We make the hard and “fast” rules.
The stage is yours.
Love
P.S. Any comments, queries, suggestions to improve my fasting or any related anecdotes would be well received and more than welcome.
P.P.S. There are fasting apps with timers. Oh, and if anyone wants to try a longer fast feel free to let me know as I could use a nudge or some moral support on this front.
Attention at around 1min 50s into this post’s song: Canter (Live in Glasgow) by Gerry Cinnamon
I DNF, but to be fair, I did not even make the start line!
Some notes on exercise (this could be another post if there is anyone interested). If I manage at all, I endeavour to do the following as often as time or motivation permits on a daily basis:
Very rarely, run over 5km (with short warm-up / cool-down).
10-15 minutes of breath work interspersed by a wee bit of core work.
A short 10-20min yoga routine.
Wee bouts of closed kinetic chain (body weight) exercises or on more rare occasions, plyometrics. I do not do HIIT, endurance or heavy gym work – not that I wouldn’t like to.
Total side note here, but in France they say “bon appétit” and Czech Republic they say “dobrou chut’” prior to digging in to scran, literally meaning good eating / taste / enjoy your meal. I said to my wife that I would like “dobrou chut’” to mean a wee note of gratitude (for the whole process of getting the food to table and to really savour it).

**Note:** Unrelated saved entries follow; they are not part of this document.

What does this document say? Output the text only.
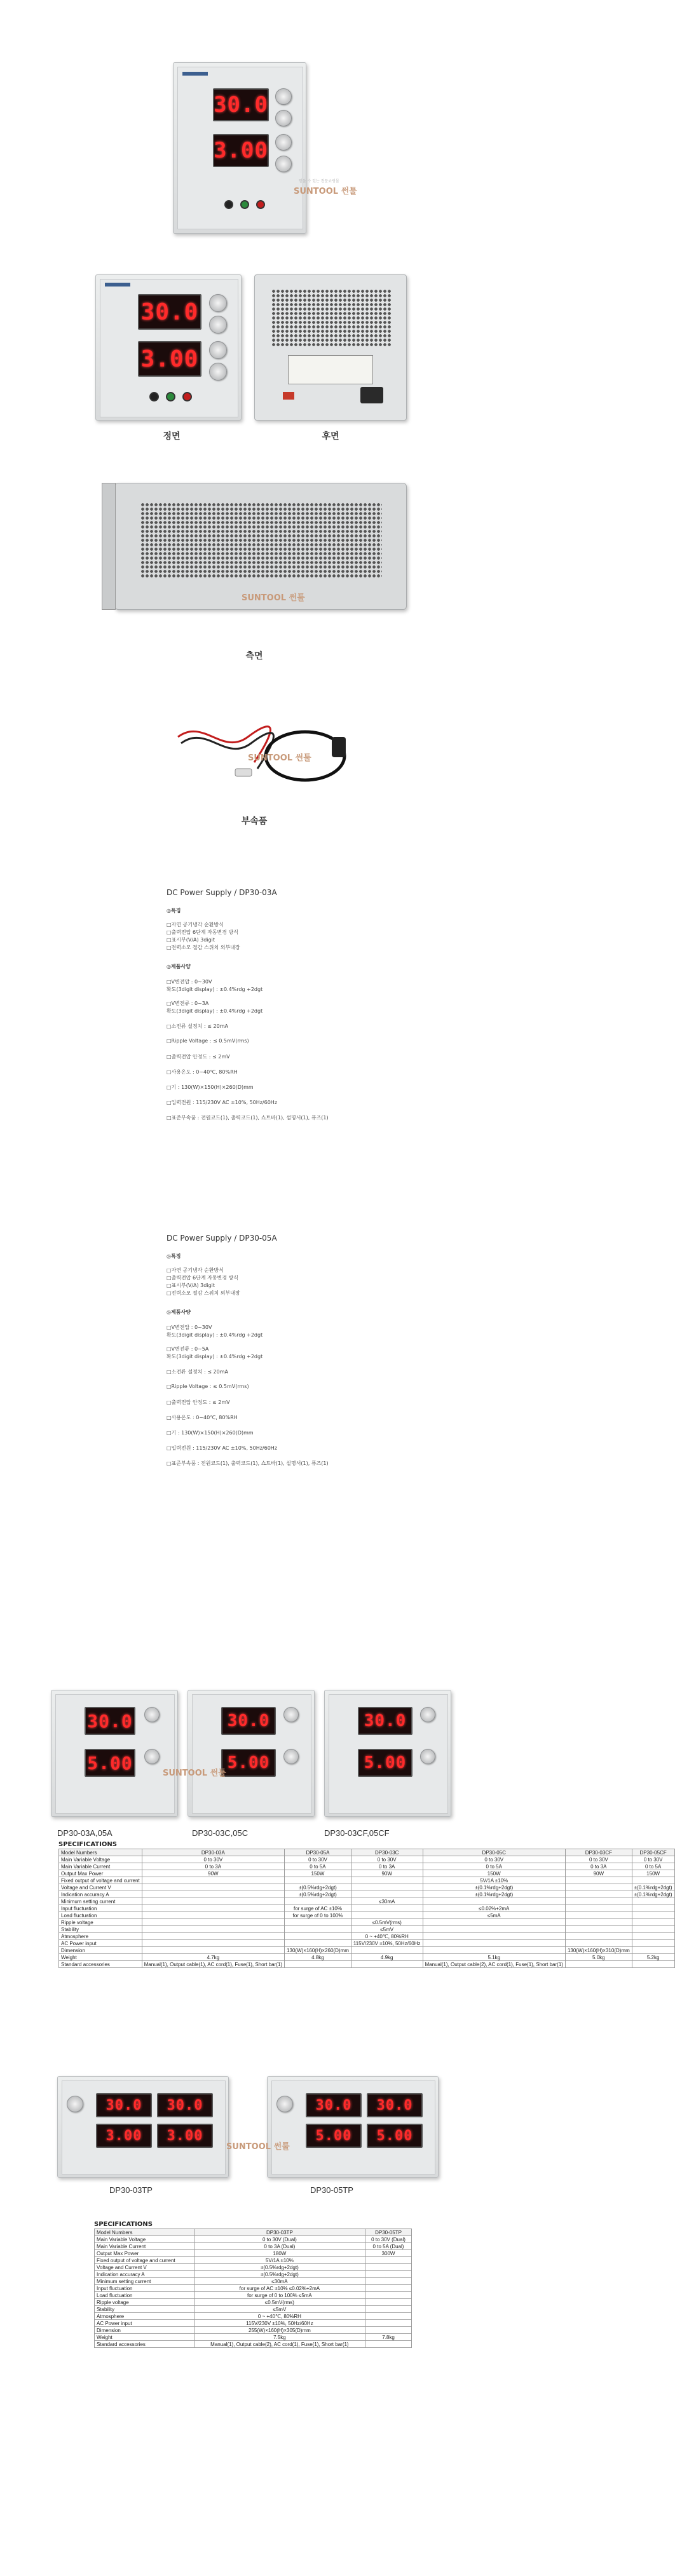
30.0
3.00
SUNTOOL 썬툴
믿을 수 있는 전문쇼핑몰
30.0
3.00
정면	후면
SUNTOOL 썬툴
측면
SUNTOOL 썬툴
부속품
DC Power Supply / DP30-03A
◎특징
□자연 공기냉각 순환방식
□출력전압 6단계 자동변경 방식
□표시부(V/A) 3digit
□전력소모 절감 스위치 외부내장
◎제품사양
□V변전압 : 0~30V
확도(3digit display) : ±0.4%rdg +2dgt
□V변전류 : 0~3A
확도(3digit display) : ±0.4%rdg +2dgt
□소전류 설정치 : ≤ 20mA
□Ripple Voltage : ≤ 0.5mV(rms)
□출력전압 안정도 : ≤ 2mV
□사용온도 : 0~40℃, 80%RH
□기 : 130(W)×150(H)×260(D)mm
□입력전원 : 115/230V AC ±10%, 50Hz/60Hz
□표준부속품 : 전원코드(1), 출력코드(1), 쇼트바(1), 설명서(1), 퓨즈(1)
DC Power Supply / DP30-05A
◎특징
□자연 공기냉각 순환방식
□출력전압 6단계 자동변경 방식
□표시부(V/A) 3digit
□전력소모 절감 스위치 외부내장
◎제품사양
□V변전압 : 0~30V
확도(3digit display) : ±0.4%rdg +2dgt
□V변전류 : 0~5A
확도(3digit display) : ±0.4%rdg +2dgt
□소전류 설정치 : ≤ 20mA
□Ripple Voltage : ≤ 0.5mV(rms)
□출력전압 안정도 : ≤ 2mV
□사용온도 : 0~40℃, 80%RH
□기 : 130(W)×150(H)×260(D)mm
□입력전원 : 115/230V AC ±10%, 50Hz/60Hz
□표준부속품 : 전원코드(1), 출력코드(1), 쇼트바(1), 설명서(1), 퓨즈(1)
30.0
5.00
30.0
5.00
30.0
5.00
SUNTOOL 썬툴
DP30-03A,05A	DP30-03C,05C	DP30-03CF,05CF
SPECIFICATIONS
Model Numbers	DP30-03A	DP30-05A	DP30-03C	DP30-05C	DP30-03CF	DP30-05CF
Main Variable Voltage	0 to 30V	0 to 30V	0 to 30V	0 to 30V	0 to 30V	0 to 30V
Main Variable Current	0 to 3A	0 to 5A	0 to 3A	0 to 5A	0 to 3A	0 to 5A
Output Max Power	90W	150W	90W	150W	90W	150W
Fixed output of voltage and current				5V/1A ±10%		
Voltage and Current V		±(0.5%rdg+2dgt)		±(0.1%rdg+2dgt)		±(0.1%rdg+2dgt)
Indication accuracy A		±(0.5%rdg+2dgt)		±(0.1%rdg+2dgt)		±(0.1%rdg+2dgt)
Minimum setting current			≤30mA			
Input fluctuation		for surge of AC ±10%		≤0.02%+2mA		
Load fluctuation		for surge of 0 to 100%		≤5mA		
Ripple voltage			≤0.5mV(rms)			
Stability			≤5mV			
Atmosphere			0 ~ +40℃, 80%RH			
AC Power input			115V/230V ±10%, 50Hz/60Hz			
Dimension		130(W)×160(H)×260(D)mm			130(W)×160(H)×310(D)mm	
Weight	4.7kg	4.8kg	4.9kg	5.1kg	5.0kg	5.2kg
Standard accessories	Manual(1), Output cable(1), AC cord(1), Fuse(1), Short bar(1)			Manual(1), Output cable(2), AC cord(1), Fuse(1), Short bar(1)		
30.0	30.0
3.00	3.00
30.0	30.0
5.00	5.00
SUNTOOL 썬툴
DP30-03TP	DP30-05TP
SPECIFICATIONS
Model Numbers	DP30-03TP	DP30-05TP
Main Variable Voltage	0 to 30V (Dual)	0 to 30V (Dual)
Main Variable Current	0 to 3A (Dual)	0 to 5A (Dual)
Output Max Power	180W	300W
Fixed output of voltage and current	5V/1A ±10%	
Voltage and Current V	±(0.5%rdg+2dgt)	
Indication accuracy A	±(0.5%rdg+2dgt)	
Minimum setting current	≤30mA	
Input fluctuation	for surge of AC ±10% ≤0.02%+2mA	
Load fluctuation	for surge of 0 to 100% ≤5mA	
Ripple voltage	≤0.5mV(rms)	
Stability	≤5mV	
Atmosphere	0 ~ +40℃, 80%RH	
AC Power input	115V/230V ±10%, 50Hz/60Hz	
Dimension	255(W)×160(H)×305(D)mm	
Weight	7.5kg	7.8kg
Standard accessories	Manual(1), Output cable(2), AC cord(1), Fuse(1), Short bar(1)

In Scotland we have the Selkirk Grace, but nothing that is similarly uttered on a regular basis. And so, I take note here (unless one wants to take the initiative) to engage a Scots Gaelic speaker to come up with a phrase using one or a combination of these words:
I could write another post on mindfulness if there is anyone interested. There will be a wee bit more on this in the mini-series finale.
I should also add for anyone interested in the metrics I am also 6" tall.
Further, anyone looking to dig in and whet their appetite with more digestible / harder science, a good friend pointed me to Low Carbs Down Under (YouTube) for specifics on everything I tried to explain or touched on.